『遺失物管理所』

ジークフリート・レンツ『遺失物管理所』(松永美穂訳、新潮社)を読みました。
僕はこの本の作者についてまるで知らなかったのに、何故か近所の図書館に行くたびに前々からこの本が何故か気になっていました。
しかし、読みたい気持ちは抑えられず先日思い切って借りてきて読んだのですが、同僚思いで正義感の強い主人公のヘンリー・ネフが勤務するドイツ鉄道の遺失物管理所で起きる日々の出来事を中心にした物語は、職場の同僚であるパウラ・ブルームやベテランのアルベルト・ブスマン、所長のハネス・ハルムス、ヘンリーの姉のバーバラ・ネフだけだとそれなりに面白いで終わったでしょうが、サマラ出身の数学者フェードル・ラグーティン博士が物語に加わり多くの場面に登場し活躍したり傷ついたりする(最後あのような形でヘンリー達と分かれるとは正直意外でした…。)事で、面白さは俄然増したような気がしました。

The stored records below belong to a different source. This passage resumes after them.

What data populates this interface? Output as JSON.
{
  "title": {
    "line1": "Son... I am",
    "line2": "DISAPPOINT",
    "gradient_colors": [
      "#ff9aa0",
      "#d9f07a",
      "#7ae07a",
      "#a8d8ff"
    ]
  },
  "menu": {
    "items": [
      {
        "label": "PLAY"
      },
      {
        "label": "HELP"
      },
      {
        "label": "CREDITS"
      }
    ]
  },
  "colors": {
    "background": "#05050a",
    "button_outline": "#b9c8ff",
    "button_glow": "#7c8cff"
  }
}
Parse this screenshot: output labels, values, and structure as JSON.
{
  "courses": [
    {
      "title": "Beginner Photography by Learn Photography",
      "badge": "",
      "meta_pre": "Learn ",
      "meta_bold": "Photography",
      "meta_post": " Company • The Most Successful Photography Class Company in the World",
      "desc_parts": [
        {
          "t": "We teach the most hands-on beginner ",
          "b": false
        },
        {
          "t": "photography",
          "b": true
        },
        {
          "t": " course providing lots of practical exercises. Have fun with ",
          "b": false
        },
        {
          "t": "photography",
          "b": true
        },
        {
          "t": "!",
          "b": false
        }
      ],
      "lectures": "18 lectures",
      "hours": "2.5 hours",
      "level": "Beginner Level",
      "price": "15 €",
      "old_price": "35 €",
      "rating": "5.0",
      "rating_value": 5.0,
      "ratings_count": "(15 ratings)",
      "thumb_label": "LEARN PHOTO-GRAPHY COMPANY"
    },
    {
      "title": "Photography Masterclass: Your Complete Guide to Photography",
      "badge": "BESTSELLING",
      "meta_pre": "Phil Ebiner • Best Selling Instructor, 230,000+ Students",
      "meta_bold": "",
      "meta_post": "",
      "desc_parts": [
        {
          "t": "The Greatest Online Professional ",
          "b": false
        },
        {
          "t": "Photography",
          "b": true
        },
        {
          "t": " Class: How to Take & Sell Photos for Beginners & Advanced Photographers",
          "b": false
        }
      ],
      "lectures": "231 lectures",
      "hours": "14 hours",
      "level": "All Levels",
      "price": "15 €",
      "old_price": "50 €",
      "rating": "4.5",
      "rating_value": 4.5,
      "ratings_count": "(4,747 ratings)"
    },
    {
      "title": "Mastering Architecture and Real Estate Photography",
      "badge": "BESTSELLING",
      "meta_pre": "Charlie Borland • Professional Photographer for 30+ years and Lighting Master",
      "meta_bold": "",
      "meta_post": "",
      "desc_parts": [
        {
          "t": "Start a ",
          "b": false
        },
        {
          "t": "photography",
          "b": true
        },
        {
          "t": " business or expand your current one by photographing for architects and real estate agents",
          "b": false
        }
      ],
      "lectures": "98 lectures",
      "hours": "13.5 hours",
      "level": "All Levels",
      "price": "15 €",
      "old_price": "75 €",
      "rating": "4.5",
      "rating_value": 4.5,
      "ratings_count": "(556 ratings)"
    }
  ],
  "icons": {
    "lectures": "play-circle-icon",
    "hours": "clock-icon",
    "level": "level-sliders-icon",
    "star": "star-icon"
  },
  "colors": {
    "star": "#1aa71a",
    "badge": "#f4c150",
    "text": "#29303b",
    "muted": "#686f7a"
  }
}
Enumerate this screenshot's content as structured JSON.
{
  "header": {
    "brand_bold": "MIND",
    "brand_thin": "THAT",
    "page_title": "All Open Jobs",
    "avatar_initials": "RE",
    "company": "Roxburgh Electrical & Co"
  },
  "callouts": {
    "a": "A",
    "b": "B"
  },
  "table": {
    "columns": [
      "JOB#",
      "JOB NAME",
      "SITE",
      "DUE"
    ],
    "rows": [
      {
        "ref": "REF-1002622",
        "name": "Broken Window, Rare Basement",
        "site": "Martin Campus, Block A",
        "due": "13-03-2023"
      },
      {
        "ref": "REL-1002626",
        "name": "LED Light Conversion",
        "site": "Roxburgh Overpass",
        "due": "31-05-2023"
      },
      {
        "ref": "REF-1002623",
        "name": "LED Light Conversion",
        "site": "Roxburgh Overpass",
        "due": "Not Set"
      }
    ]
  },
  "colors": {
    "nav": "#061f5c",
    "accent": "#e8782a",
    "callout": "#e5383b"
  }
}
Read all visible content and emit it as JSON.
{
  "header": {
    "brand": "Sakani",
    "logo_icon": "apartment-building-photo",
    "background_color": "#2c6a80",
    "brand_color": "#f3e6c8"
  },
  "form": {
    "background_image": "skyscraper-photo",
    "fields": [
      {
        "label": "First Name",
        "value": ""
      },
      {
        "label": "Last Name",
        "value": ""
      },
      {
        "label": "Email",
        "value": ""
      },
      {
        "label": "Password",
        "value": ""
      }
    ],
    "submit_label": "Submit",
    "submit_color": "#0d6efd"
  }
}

あと、個人的には日本とドイツの遺失物管理所の違いなんてそれ程感じつつ読んでしまったのは若干損だったのかもしれないな、最終盤で主人公ヘンリー・ネフが出世のチャンスを蹴ったのは凄いなと思いました。
もっとも、その行為自体は彼の性格を考えたらさもありなんと思いますが…。